3. You’re similarly, just as irrationally jealous of the young people with the massive headphones and the silly trainers, because they smugly sip from their own,  searing hot, caffeine-packed cup of Joe-mocha-chocca-latte while you secretly foam at the mouth waiting impatiently for your first of the day, like a teenage boy circa 1988 watching Pamela Anderson’s debut in Baywatch. Also because you’ve never felt  cool enough to get away with massive headphones or the latest statement trainers.

4. You leave the house without makeup, apply it en-route and end up doing something unforgivable with eyeliner.

5. You suck your stomach in until you’re in a state of negative oxygen, in an effort to try to look younger, hotter, fitter. And to convince yourself you can still rock a pencil skirt.

6. You have a day off from sucking your stomach in and wear a pair of Spanx dupes instead.

7. You swear off wearing Spanx dupes (too tight!) and go back to sucking in your stomach.

8. You wash your hands so thoroughly, the people you work with start to suspect you have OCD.

9. You regularly wrack your brain for an amazing, ground-breaking business idea that requires very little time and energy, can be done from home in pyjamas, and will set you up for life.

10. In the meantime, you play the lottery.

11. you think you’ve stumbled upon one of those amazing, ground breaking business ideas –for example, a place where people can pay to just sleep for a bit.
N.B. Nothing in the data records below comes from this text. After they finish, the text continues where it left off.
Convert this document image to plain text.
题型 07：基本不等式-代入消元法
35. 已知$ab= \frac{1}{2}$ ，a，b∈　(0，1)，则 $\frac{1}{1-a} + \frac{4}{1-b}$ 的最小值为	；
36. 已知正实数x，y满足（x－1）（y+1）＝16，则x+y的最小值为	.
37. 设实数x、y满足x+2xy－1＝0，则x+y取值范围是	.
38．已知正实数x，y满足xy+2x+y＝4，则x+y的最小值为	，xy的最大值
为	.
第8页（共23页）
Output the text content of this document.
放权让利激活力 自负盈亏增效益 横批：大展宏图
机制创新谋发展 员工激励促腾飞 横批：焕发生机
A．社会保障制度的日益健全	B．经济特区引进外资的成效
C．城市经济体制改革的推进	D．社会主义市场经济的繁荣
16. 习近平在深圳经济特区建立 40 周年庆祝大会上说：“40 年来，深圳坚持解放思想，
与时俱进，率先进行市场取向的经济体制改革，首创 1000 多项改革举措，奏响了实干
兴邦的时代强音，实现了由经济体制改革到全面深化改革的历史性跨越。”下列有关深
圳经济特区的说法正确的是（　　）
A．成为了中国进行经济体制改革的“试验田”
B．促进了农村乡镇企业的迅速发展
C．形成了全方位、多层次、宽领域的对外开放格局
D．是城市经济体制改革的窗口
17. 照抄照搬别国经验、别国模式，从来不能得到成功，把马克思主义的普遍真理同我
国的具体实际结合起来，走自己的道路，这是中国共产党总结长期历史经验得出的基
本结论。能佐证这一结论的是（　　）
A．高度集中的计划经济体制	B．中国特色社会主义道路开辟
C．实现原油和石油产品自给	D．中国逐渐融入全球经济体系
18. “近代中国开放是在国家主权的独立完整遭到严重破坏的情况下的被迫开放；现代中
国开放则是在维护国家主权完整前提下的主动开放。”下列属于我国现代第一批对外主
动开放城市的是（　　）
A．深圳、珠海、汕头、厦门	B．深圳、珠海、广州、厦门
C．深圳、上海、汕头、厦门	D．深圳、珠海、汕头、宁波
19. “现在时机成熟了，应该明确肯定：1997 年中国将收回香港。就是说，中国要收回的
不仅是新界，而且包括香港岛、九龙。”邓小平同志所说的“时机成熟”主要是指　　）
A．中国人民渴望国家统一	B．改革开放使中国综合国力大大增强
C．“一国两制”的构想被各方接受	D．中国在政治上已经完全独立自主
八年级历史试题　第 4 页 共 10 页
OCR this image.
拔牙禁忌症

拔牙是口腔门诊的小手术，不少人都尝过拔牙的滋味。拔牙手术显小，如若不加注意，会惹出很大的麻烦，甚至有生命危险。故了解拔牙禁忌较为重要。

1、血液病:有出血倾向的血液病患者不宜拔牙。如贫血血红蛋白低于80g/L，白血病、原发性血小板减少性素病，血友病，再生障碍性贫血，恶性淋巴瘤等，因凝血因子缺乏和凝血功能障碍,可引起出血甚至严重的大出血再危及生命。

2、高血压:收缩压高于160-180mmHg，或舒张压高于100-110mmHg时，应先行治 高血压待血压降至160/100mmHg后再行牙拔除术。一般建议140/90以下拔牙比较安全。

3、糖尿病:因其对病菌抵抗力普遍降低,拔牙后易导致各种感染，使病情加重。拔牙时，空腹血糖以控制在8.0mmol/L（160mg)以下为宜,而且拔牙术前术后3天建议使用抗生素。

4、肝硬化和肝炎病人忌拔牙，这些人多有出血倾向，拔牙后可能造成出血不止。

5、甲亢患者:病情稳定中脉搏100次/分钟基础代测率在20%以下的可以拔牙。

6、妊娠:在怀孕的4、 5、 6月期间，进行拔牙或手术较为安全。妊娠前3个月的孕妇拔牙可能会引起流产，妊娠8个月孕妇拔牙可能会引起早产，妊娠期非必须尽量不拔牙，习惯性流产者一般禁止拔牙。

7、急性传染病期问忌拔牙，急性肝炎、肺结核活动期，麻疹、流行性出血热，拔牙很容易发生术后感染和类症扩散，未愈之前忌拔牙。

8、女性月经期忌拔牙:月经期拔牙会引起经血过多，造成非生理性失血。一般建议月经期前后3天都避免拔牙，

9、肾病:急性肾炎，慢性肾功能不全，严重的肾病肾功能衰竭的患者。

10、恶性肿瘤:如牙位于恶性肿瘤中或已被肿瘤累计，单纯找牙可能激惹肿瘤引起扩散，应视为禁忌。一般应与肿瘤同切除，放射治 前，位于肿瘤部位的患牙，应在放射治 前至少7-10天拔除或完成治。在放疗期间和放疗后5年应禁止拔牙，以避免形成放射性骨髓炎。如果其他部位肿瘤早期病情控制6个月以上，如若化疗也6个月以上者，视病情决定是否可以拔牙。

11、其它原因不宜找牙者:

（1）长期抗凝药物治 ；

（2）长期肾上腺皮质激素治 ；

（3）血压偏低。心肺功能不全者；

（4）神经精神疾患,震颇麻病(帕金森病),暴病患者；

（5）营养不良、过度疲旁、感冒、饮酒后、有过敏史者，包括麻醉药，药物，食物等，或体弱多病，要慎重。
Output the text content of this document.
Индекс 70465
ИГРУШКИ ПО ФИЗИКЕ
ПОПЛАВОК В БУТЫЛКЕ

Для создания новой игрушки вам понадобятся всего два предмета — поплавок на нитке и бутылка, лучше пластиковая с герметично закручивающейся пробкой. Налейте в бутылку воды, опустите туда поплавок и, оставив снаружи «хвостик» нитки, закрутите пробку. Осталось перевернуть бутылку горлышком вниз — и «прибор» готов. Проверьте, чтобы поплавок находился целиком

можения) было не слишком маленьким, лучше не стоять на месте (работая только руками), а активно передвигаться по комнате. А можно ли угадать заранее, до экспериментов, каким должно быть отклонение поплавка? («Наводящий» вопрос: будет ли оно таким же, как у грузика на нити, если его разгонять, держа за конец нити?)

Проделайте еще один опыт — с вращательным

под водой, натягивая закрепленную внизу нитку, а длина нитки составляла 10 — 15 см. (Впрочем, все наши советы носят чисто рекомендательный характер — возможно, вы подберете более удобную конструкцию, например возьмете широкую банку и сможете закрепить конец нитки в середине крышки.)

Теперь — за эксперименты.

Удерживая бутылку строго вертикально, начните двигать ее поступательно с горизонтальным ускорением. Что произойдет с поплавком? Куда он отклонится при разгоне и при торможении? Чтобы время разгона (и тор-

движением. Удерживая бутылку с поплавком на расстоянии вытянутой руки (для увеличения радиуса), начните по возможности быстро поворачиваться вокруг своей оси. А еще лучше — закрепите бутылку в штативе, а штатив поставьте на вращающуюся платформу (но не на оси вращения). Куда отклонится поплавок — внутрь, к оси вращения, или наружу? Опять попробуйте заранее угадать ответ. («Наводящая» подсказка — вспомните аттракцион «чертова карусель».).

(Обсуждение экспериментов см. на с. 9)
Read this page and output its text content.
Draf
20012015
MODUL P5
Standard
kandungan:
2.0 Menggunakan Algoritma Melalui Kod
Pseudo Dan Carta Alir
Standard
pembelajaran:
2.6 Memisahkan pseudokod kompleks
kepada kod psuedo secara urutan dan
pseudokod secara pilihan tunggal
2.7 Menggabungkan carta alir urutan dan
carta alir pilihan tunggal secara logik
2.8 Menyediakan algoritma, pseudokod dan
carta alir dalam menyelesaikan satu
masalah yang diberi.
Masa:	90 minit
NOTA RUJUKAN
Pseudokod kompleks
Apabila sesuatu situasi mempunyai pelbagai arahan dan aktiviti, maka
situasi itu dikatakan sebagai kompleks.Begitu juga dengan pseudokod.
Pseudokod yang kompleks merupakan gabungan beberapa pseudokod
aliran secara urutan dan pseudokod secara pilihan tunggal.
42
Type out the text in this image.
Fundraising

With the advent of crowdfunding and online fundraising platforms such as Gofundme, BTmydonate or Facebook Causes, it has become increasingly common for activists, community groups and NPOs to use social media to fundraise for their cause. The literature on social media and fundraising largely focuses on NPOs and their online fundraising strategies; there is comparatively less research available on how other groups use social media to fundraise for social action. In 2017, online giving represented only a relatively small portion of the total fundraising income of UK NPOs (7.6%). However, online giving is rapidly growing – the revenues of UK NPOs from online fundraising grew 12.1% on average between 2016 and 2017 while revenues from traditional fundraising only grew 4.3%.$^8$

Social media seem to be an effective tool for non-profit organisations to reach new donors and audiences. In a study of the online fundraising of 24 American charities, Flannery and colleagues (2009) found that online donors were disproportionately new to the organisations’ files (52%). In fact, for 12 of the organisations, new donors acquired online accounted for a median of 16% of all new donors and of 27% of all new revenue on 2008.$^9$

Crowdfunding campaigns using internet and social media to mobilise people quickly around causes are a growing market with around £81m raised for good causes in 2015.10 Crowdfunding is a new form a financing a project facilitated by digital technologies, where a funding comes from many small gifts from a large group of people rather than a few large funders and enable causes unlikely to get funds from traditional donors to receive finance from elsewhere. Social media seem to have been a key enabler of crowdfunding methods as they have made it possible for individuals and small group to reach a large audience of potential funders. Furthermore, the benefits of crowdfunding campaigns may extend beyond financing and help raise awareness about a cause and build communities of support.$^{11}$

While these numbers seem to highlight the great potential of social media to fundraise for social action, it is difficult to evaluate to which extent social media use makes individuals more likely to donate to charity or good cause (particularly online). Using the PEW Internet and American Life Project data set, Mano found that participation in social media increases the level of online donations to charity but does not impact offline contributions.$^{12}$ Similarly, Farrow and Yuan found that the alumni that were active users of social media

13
Then you remember that that concept, i.e THE HOTEL, has, in fact, existed for centuries.

12. People buy you hand cream because of the hand washing and its toll on your digits.

13. You listen to teenage conversations on the tram whenever possible to keep ‘up’ with what goes ‘down’ these days and what might go ‘down’ when your child is that age.

14. You pray to God that some of the things going ‘down’ with the teenagers are never favoured or referred to by your own child.

15. You look at well-behaved teenagers as if they are Elvis, born again. You try to work out how they’ve been brought up and wonder whether to ask them for their parents’ number.

16. You work myself up to sport trousers with a funkier cut than you’d ever normally wear, to try and be ‘cool’.

17. You put the trousers back in the wardrobe and never take them out again because they make you feel like an 80 year old in a Velour tracksuit.

Nice tracksuit, Grandma

 

 

 

 

 

18. You blame stains on your clothes on your youngest child. Even if they have nothing to do with him or her.

19. If you drive to work you think about how it must be illegal to operate machinery this tired. Then you remind myself that just having that thought is energy that could be better and safer expended concentrating on actual driving.

20. You sometimes imagine yourself as a sexy, caped crusader SuperMum/lady. You dance mentally round the house in celebration of this.

21. Seconds later you feel like absolute crap because you dropped the ball on something, or you sprained you ankle on some lego.

22. You pretty much skip into work after a bad night/morning with your little person.

23. You pretty much skip home after a rubbish day at work.

24. You go into work after a 4 night strike of ‘they slept throughs’ and are mad, bad and dangerous to know at organising

25. You have a bad night,  followed by too many coffees and are just as mad, bad and dangerous, only to crash spectacularly around 2pm

26. You get midway through a sentence and totally forget what your point was

27. You run practically all the way to nursery at home time like a woman possessed.

28. You run all the way to nursery then slow down for just 2 more minutes peace and quiet.

29. You have a G and T on a school night. At home in your pyjamas

30. You  leave nursery in a morning in such a blur you can’t remember leaving the child(ren) there. You think about knocking the school night G and T on the head.

What’s else has changed in your life since being a Mum that works?